AI’s ability to process large quantities of raw, unstructured data (DNA sequences, proteins, etc.) has made it possible to reduce the time and cost of certain experiments, to carry out others that were previously unfeasible and to contribute to the wider field of genetic engineering [78]. One of the applications of AI is the machine learning, which allow to extract knowledge from data and learn from it autonomously. By using algorithms to analyse large quantities of data, this approach enables a machine to learn and improve automatically. We can increase the human capacity to modify genetic material to obtain specific functions. This raises concerns about potential biosafety uses [79].
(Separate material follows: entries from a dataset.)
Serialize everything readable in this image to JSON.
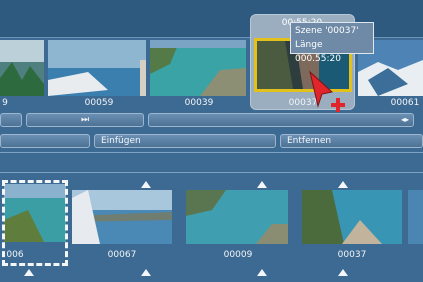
{
  "timeline_top": {
    "clips": [
      {
        "label": "9"
      },
      {
        "label": "00059"
      },
      {
        "label": "00039"
      },
      {
        "label": "00037"
      },
      {
        "label": "00061"
      }
    ],
    "selected_clip_time": "00:55:20"
  },
  "tooltip": {
    "line1": "Szene '00037'",
    "line2": "Länge 000.55:20"
  },
  "controls": {
    "insert_label": "Einfügen",
    "remove_label": "Entfernen",
    "skip_next_glyph": "⏭",
    "arrows_glyph": "◂▸"
  },
  "bin_clips": [
    {
      "label": "006"
    },
    {
      "label": "00067"
    },
    {
      "label": "00009"
    },
    {
      "label": "00037"
    }
  ],
  "colors": {
    "background": "#3d6a92",
    "selection": "#e2c21a",
    "cursor": "#e0262a"
  }
}
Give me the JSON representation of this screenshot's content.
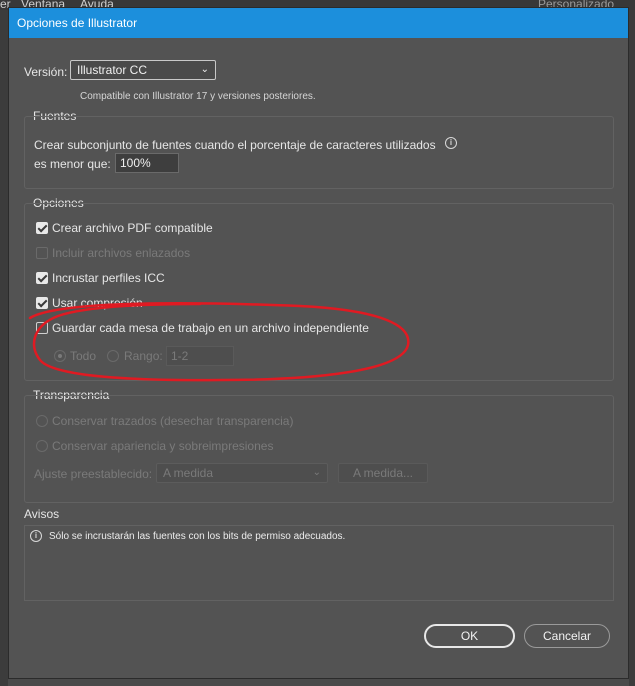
{
  "app_menu": {
    "items": [
      "er",
      "Ventana",
      "Ayuda"
    ],
    "right_label": "Personalizado"
  },
  "dialog": {
    "title": "Opciones de Illustrator"
  },
  "version": {
    "label": "Versión:",
    "selected": "Illustrator CC",
    "note": "Compatible con Illustrator 17 y versiones posteriores."
  },
  "fuentes": {
    "title": "Fuentes",
    "line1": "Crear subconjunto de fuentes cuando el porcentaje de caracteres utilizados",
    "line2": "es menor que:",
    "value": "100%"
  },
  "opciones": {
    "title": "Opciones",
    "items": [
      {
        "label": "Crear archivo PDF compatible",
        "checked": true,
        "enabled": true
      },
      {
        "label": "Incluir archivos enlazados",
        "checked": false,
        "enabled": false
      },
      {
        "label": "Incrustar perfiles ICC",
        "checked": true,
        "enabled": true
      },
      {
        "label": "Usar compresión",
        "checked": true,
        "enabled": true
      },
      {
        "label": "Guardar cada mesa de trabajo en un archivo independiente",
        "checked": false,
        "enabled": true
      }
    ],
    "todo_label": "Todo",
    "rango_label": "Rango:",
    "rango_value": "1-2"
  },
  "transparencia": {
    "title": "Transparencia",
    "option1": "Conservar trazados (desechar transparencia)",
    "option2": "Conservar apariencia y sobreimpresiones",
    "preset_label": "Ajuste preestablecido:",
    "preset_value": "A medida",
    "custom_button": "A medida..."
  },
  "avisos": {
    "title": "Avisos",
    "message": "Sólo se incrustarán las fuentes con los bits de permiso adecuados."
  },
  "buttons": {
    "ok": "OK",
    "cancel": "Cancelar"
  },
  "colors": {
    "titlebar": "#1c8fdc",
    "annotation": "#e01a22",
    "dialog_bg": "#535353"
  }
}
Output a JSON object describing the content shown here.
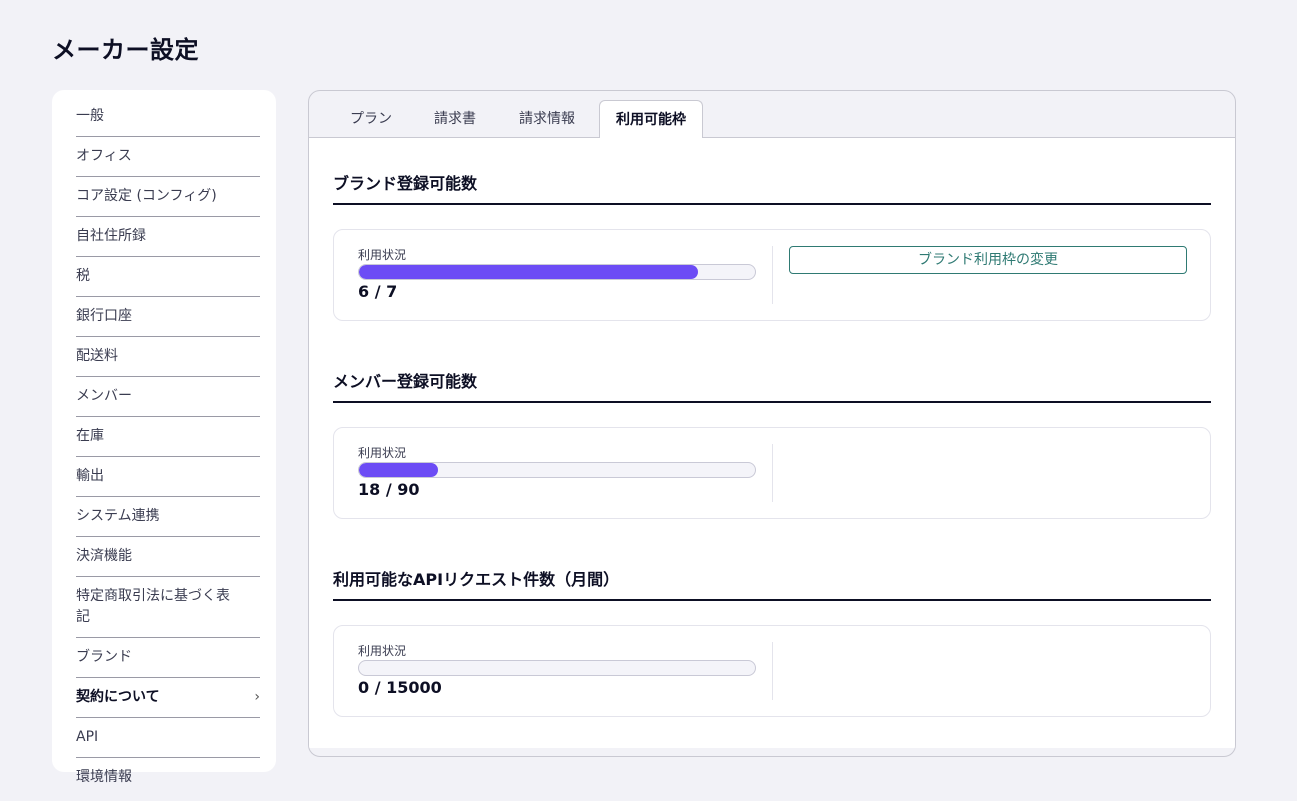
{
  "page_title": "メーカー設定",
  "sidebar": {
    "items": [
      {
        "label": "一般"
      },
      {
        "label": "オフィス"
      },
      {
        "label": "コア設定 (コンフィグ)"
      },
      {
        "label": "自社住所録"
      },
      {
        "label": "税"
      },
      {
        "label": "銀行口座"
      },
      {
        "label": "配送料"
      },
      {
        "label": "メンバー"
      },
      {
        "label": "在庫"
      },
      {
        "label": "輸出"
      },
      {
        "label": "システム連携"
      },
      {
        "label": "決済機能"
      },
      {
        "label": "特定商取引法に基づく表記"
      },
      {
        "label": "ブランド"
      },
      {
        "label": "契約について",
        "active": true
      },
      {
        "label": "API"
      },
      {
        "label": "環境情報"
      }
    ],
    "chevron_icon": "chevron-right-icon"
  },
  "tabs": [
    {
      "label": "プラン"
    },
    {
      "label": "請求書"
    },
    {
      "label": "請求情報"
    },
    {
      "label": "利用可能枠",
      "active": true
    }
  ],
  "sections": [
    {
      "title": "ブランド登録可能数",
      "usage_label": "利用状況",
      "used": 6,
      "limit": 7,
      "usage_text": "6 / 7",
      "button_label": "ブランド利用枠の変更"
    },
    {
      "title": "メンバー登録可能数",
      "usage_label": "利用状況",
      "used": 18,
      "limit": 90,
      "usage_text": "18 / 90"
    },
    {
      "title": "利用可能なAPIリクエスト件数（月間）",
      "usage_label": "利用状況",
      "used": 0,
      "limit": 15000,
      "usage_text": "0 / 15000"
    }
  ],
  "colors": {
    "accent": "#6c4cf5",
    "button_border": "#2f7a73",
    "background": "#f2f2f7"
  }
}
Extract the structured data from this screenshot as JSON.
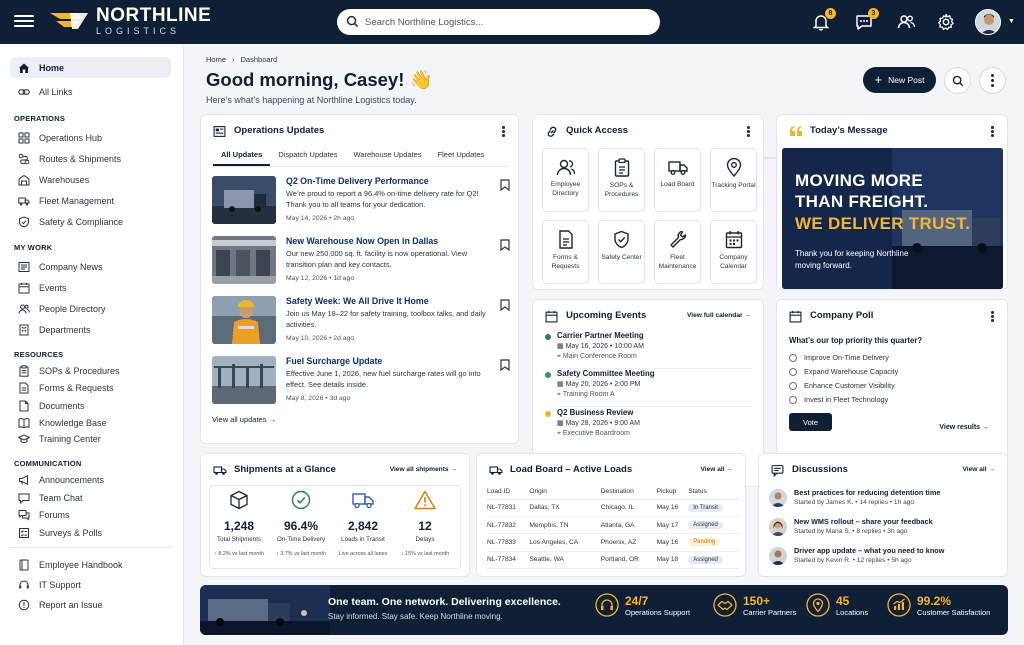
{
  "brand": {
    "name": "NORTHLINE",
    "sub": "LOGISTICS"
  },
  "search": {
    "placeholder": "Search Northline Logistics..."
  },
  "header": {
    "notifications": "8",
    "messages": "3"
  },
  "sidebar": {
    "top": [
      {
        "label": "Home"
      },
      {
        "label": "All Links"
      }
    ],
    "operations_title": "OPERATIONS",
    "operations": [
      {
        "label": "Operations Hub"
      },
      {
        "label": "Routes & Shipments"
      },
      {
        "label": "Warehouses"
      },
      {
        "label": "Fleet Management"
      },
      {
        "label": "Safety & Compliance"
      }
    ],
    "mywork_title": "MY WORK",
    "mywork": [
      {
        "label": "Company News"
      },
      {
        "label": "Events"
      },
      {
        "label": "People Directory"
      },
      {
        "label": "Departments"
      }
    ],
    "resources_title": "RESOURCES",
    "resources": [
      {
        "label": "SOPs & Procedures"
      },
      {
        "label": "Forms & Requests"
      },
      {
        "label": "Documents"
      },
      {
        "label": "Knowledge Base"
      },
      {
        "label": "Training Center"
      }
    ],
    "comm_title": "COMMUNICATION",
    "comm": [
      {
        "label": "Announcements"
      },
      {
        "label": "Team Chat"
      },
      {
        "label": "Forums"
      },
      {
        "label": "Surveys & Polls"
      }
    ],
    "bottom": [
      {
        "label": "Employee Handbook"
      },
      {
        "label": "IT Support"
      },
      {
        "label": "Report an Issue"
      }
    ]
  },
  "page": {
    "breadcrumb": [
      "Home",
      "Dashboard"
    ],
    "greeting": "Good morning, Casey! 👋",
    "subtitle": "Here’s what’s happening at Northline Logistics today.",
    "new_post": "New Post"
  },
  "ops": {
    "title": "Operations Updates",
    "tabs": [
      "All Updates",
      "Dispatch Updates",
      "Warehouse Updates",
      "Fleet Updates"
    ],
    "items": [
      {
        "title": "Q2 On-Time Delivery Performance",
        "desc": "We’re proud to report a 96.4% on-time delivery rate for Q2! Thank you to all teams for your dedication.",
        "date": "May 14, 2026",
        "ago": "2h ago"
      },
      {
        "title": "New Warehouse Now Open in Dallas",
        "desc": "Our new 250,000 sq. ft. facility is now operational. View transition plan and key contacts.",
        "date": "May 12, 2026",
        "ago": "1d ago"
      },
      {
        "title": "Safety Week: We All Drive It Home",
        "desc": "Join us May 18–22 for safety training, toolbox talks, and daily activities.",
        "date": "May 10, 2026",
        "ago": "2d ago"
      },
      {
        "title": "Fuel Surcharge Update",
        "desc": "Effective June 1, 2026, new fuel surcharge rates will go into effect. See details inside.",
        "date": "May 8, 2026",
        "ago": "3d ago"
      }
    ],
    "view_all": "View all updates →"
  },
  "quick": {
    "title": "Quick Access",
    "items": [
      {
        "label": "Employee Directory"
      },
      {
        "label": "SOPs & Procedures"
      },
      {
        "label": "Load Board"
      },
      {
        "label": "Tracking Portal"
      },
      {
        "label": "Forms & Requests"
      },
      {
        "label": "Safety Center"
      },
      {
        "label": "Fleet Maintenance"
      },
      {
        "label": "Company Calendar"
      }
    ]
  },
  "message": {
    "title": "Today’s Message",
    "line1": "MOVING MORE",
    "line2": "THAN FREIGHT.",
    "line3": "WE DELIVER TRUST.",
    "body": "Thank you for keeping Northline moving forward."
  },
  "events": {
    "title": "Upcoming Events",
    "link": "View full calendar →",
    "items": [
      {
        "name": "Carrier Partner Meeting",
        "date": "May 16, 2026  •  10:00 AM",
        "loc": "Main Conference Room",
        "color": "#2e7d4f"
      },
      {
        "name": "Safety Committee Meeting",
        "date": "May 20, 2026  •  2:00 PM",
        "loc": "Training Room A",
        "color": "#2e9a57"
      },
      {
        "name": "Q2 Business Review",
        "date": "May 28, 2026  •  9:00 AM",
        "loc": "Executive Boardroom",
        "color": "#f0b429"
      }
    ]
  },
  "poll": {
    "title": "Company Poll",
    "question": "What’s our top priority this quarter?",
    "options": [
      "Improve On-Time Delivery",
      "Expand Warehouse Capacity",
      "Enhance Customer Visibility",
      "Invest in Fleet Technology"
    ],
    "vote": "Vote",
    "results": "View results →"
  },
  "shipments": {
    "title": "Shipments at a Glance",
    "link": "View all shipments →",
    "stats": [
      {
        "value": "1,248",
        "label": "Total Shipments",
        "sub": "↑ 8.2% vs last month"
      },
      {
        "value": "96.4%",
        "label": "On-Time Delivery",
        "sub": "↑ 3.7% vs last month"
      },
      {
        "value": "2,842",
        "label": "Loads in Transit",
        "sub": "Live across all lanes"
      },
      {
        "value": "12",
        "label": "Delays",
        "sub": "↓ 15% vs last month"
      }
    ]
  },
  "loadboard": {
    "title": "Load Board – Active Loads",
    "link": "View all →",
    "headers": [
      "Load ID",
      "Origin",
      "Destination",
      "Pickup",
      "Status"
    ],
    "rows": [
      {
        "id": "NL-77831",
        "origin": "Dallas, TX",
        "dest": "Chicago, IL",
        "pickup": "May 16",
        "status": "In Transit"
      },
      {
        "id": "NL-77832",
        "origin": "Memphis, TN",
        "dest": "Atlanta, GA",
        "pickup": "May 17",
        "status": "Assigned"
      },
      {
        "id": "NL-77833",
        "origin": "Los Angeles, CA",
        "dest": "Phoenix, AZ",
        "pickup": "May 16",
        "status": "Pending"
      },
      {
        "id": "NL-77834",
        "origin": "Seattle, WA",
        "dest": "Portland, OR",
        "pickup": "May 18",
        "status": "Assigned"
      }
    ]
  },
  "discussions": {
    "title": "Discussions",
    "link": "View all →",
    "items": [
      {
        "title": "Best practices for reducing detention time",
        "meta": "Started by James K.  •  14 replies  •  1h ago"
      },
      {
        "title": "New WMS rollout – share your feedback",
        "meta": "Started by Maria S.  •  8 replies  •  3h ago"
      },
      {
        "title": "Driver app update – what you need to know",
        "meta": "Started by Kevin R.  •  12 replies  •  5h ago"
      }
    ]
  },
  "banner": {
    "title": "One team. One network. Delivering excellence.",
    "sub": "Stay informed. Stay safe. Keep Northline moving.",
    "stats": [
      {
        "value": "24/7",
        "label": "Operations Support"
      },
      {
        "value": "150+",
        "label": "Carrier Partners"
      },
      {
        "value": "45",
        "label": "Locations"
      },
      {
        "value": "99.2%",
        "label": "Customer Satisfaction"
      }
    ]
  }
}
Applications to biological systems, in particular Machine Learning, enable genetic systems to be modified and programmed with new functions. Engineering principles and the use of systematic design tools are used to reprogram cellular systems. The use of machine learning has led to astonishing progress in the computational design of proteins, enabling industrial and biomedical applications [80]. Synthetic proteins have been designed to carry out cellular functions. The corresponding genes can then be synthesised and inserted into the microbial genome. This can be applied to virulence factors such as toxins or adhesins in pathogenic microorganisms. For example, new toxins can be designed from molecular models, and even dreadful weapons can be created. A recent example is given by Collaborations Pharmaceuticals, which uses an AI system called MegaSyn, trained with pesticides, environmental toxins and drugs, in order to find new medicines. Instead of looking for molecules with the lowest possible toxicity, the researchers asked it to look for the highest toxicity and bioactivity. In less than 6 hours, the AI generated more than 40,000 neurotoxic molecules, each more toxic than the last. In particular, it discovered VX, one of the most dangerous nerve agents invented in 1952 and ten times more deadly than sarin. It has also discovered other known chemical weapons and many as yet unknown molecules that are potentially more toxic than VX [81]. The researchers said they had never thought before about how their tool could be hijacked, and were very surprised by the results. With the development of AI, the design of weapons that are still unimaginable today might soon be within everyone’s reach.

4. Conclusion

Advances in biotechnology are ushering in a new era, one of unprecedented scientific progress in our knowledge of living organisms, but also one of dangerous biology, for which we must be extremely vigilant. One can now easily modify the genome of microorganisms (loss or gain-of-function) and synthesise gene sequences and even entire microorganisms (bacteria and viruses), enabling major advances in many areas of science. All these manipulations can be aided by the use of AI to design de novo manipulations and genome syntheses. These include a better understanding of the evolution and properties of dangerous pathogens. However, this has also implications in terms of dual use and availability of highly dangerous germs that can be synthesised from in silico sequences available from databases. In addition, genome synthesis of viruses offers unprecedented possibilities for modifying natural genomes, allowing to create new and potentially dangerous infectious microorganisms. As a result, the Humanity could face the threat of pathogens far worse than anything nature could create. The next big challenge will be to reconcile scientific progress with biosafety and biosecurity.

Declaration of interests

The author does not work for, advise, own shares in, or receive funds from any organization that could benefit from this article, and has declared no affiliations other than his research institution.